«La conquista della terra, che in generale vuol dire portarla via a chi ha una pelle diversa dalla nostra, o un naso un po’ più schiacciato, a pensarci bene non è proprio una bella cosa. Ciò che la riscatta è soltanto un’idea ». Parole di Józef Teodor Konrad Korzeniowski, meglio noto come Joseph Conrad. E succo del suo romanzo più celebre, Cuore di tenebra, oggi di nuovo sugli scaffali grazie a Tunué in forma di romanzo grafico firmato Peter Kuper. Un volume apparentemente agile, quello del fumettista di «Mad Magazine» e «The New Yorker», ma denso quanto il suo modello. Molto sta nella prosa di Conrad, ripresa con la massima efficacia nell’impianto della trama e nei dialoghi. Ma molto anche nell’apporto di Kuper, capace di aggiornare il romanzo semiautobiografico originale del 1902 all’oggi con la forza di un’idea uguale e contraria.

ORMAI COMPLETAMENTE a suo agio con i fumetti tratti da opere letterarie come La giungla di Upton Sinclair e La metamorfosi di Kafka, qui l’autore di Summit, New Jersey appare più libero che nelle occasioni precedenti. Questo, nella gestione di una «gabbia» volutamente «anarchica» rispetto a lavori come il precedente Rovine. Ma anche nel segno, una vischiosa e dettagliatissima mescolanza di toni di grigio che omaggia allo stesso tempo i classici del fumetto avventuroso da Caniff a Pratt e l’aspra satira di Grosz.
Dove l’autore va oltre Conrad è nella filosofia narrativa: se lo scrittore polacco naturalizzato britannico aveva usato le cento pagine di Cuore di Tenebra per esorcizzare gli orrori visti durante le sue esperienze come capitano di un Vapore nel Congo belga di Leopoldo II, il suo epigono fumettistico sfrutta l’occasione in chiave sociale per sanare le pulsioni razziste del romanzo. Quindi, un punto di vista che dirige il fragile vascello del protagonista Marlow in una giungla ancor più fitta. Restano il misterioso Kurtz, i nugoli di zanzare e zagaglie in volo sul fiume, il conclamato senso d’impotenza di tutti gli eroi di Conrad, l’atmosfera angosciante che permea la narrazione.

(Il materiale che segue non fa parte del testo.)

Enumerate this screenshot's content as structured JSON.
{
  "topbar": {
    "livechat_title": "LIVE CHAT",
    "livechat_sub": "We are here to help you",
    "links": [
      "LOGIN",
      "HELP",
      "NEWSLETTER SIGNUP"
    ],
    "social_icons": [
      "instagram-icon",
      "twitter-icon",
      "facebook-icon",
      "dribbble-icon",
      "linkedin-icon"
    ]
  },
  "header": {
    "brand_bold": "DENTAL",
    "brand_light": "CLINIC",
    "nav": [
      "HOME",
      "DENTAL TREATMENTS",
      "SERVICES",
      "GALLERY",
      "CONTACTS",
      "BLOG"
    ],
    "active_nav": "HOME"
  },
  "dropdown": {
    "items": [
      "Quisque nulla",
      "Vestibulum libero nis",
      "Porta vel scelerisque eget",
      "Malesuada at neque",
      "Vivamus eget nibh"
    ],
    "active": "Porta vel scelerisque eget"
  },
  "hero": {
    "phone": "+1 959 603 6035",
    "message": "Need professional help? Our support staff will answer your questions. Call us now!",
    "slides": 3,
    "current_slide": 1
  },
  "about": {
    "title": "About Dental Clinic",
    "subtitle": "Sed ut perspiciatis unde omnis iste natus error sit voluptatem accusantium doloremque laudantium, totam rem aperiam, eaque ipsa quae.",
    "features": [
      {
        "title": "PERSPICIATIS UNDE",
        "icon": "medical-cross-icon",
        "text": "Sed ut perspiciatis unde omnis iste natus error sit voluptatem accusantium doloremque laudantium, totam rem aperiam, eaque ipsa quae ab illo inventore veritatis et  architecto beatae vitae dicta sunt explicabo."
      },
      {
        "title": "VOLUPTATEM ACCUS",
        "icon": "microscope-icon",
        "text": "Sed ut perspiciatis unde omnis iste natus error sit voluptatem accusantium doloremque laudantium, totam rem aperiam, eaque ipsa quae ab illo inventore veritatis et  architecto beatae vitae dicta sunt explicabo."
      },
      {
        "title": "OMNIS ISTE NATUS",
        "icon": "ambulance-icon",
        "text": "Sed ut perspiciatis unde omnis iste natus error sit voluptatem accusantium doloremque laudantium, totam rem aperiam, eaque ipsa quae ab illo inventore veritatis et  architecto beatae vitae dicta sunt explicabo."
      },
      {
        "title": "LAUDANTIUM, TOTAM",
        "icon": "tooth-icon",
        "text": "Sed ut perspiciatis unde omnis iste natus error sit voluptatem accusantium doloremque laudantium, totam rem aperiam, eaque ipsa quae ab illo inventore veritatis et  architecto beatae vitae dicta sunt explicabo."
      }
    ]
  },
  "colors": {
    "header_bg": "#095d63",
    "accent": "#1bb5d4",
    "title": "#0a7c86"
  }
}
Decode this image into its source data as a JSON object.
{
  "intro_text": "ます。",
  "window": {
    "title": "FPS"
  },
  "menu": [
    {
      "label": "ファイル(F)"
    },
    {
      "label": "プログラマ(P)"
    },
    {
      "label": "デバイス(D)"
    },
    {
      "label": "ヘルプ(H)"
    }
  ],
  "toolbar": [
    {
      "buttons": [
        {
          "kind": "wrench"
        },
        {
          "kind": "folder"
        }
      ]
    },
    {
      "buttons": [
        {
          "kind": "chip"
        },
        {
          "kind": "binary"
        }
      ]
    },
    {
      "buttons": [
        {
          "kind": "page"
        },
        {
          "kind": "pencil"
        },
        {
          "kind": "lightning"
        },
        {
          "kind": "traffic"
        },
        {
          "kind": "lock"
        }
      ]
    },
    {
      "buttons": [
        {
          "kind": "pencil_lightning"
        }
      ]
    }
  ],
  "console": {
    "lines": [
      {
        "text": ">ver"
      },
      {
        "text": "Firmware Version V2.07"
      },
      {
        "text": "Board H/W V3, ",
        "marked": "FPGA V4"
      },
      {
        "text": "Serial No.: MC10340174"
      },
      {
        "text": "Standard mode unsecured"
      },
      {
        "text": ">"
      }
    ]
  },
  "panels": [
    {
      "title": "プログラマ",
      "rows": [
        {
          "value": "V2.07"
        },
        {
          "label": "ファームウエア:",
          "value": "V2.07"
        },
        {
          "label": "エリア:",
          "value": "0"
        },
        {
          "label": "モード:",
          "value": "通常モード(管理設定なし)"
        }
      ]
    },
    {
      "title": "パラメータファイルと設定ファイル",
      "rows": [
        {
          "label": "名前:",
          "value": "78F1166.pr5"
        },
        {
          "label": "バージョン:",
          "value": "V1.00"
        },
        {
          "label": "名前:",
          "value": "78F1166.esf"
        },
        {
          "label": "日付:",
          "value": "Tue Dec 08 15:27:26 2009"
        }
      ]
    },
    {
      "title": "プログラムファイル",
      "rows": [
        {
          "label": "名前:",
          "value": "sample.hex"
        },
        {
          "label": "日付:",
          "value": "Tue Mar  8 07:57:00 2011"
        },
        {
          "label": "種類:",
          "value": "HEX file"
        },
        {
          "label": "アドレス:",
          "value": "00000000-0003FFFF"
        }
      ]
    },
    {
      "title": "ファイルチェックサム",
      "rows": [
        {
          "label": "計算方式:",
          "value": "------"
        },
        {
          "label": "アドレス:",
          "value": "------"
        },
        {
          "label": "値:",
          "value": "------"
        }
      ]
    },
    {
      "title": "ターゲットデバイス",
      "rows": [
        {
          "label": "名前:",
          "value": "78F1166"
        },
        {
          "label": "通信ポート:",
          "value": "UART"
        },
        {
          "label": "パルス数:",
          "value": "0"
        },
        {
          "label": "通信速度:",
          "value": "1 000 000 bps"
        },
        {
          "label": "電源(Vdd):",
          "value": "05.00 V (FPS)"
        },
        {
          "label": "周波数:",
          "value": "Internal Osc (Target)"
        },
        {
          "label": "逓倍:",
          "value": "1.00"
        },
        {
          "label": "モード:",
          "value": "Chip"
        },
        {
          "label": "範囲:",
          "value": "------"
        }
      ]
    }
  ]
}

MA LA STORIA trova una dimensione nuova e attualissima nelle scelte creative di Kuper, dalla decisione di realizzare il suo nuovo fumetto nell’amata e afosa Oaxaca, all’influenza fondamentale dei saggi sul colonialismo della ricercatrice Maya Jasanoff, fino alla documentazione fotografica d’epoca «rubata» proprio nel Congo di inizio Novecento alla missionaria Alice Seeley Harris.
La vecchia massima di Calvino per cui i classici non finiscono mai di dire quello che hanno da dire vale anche per i fumetti, basta che siano fatti bene.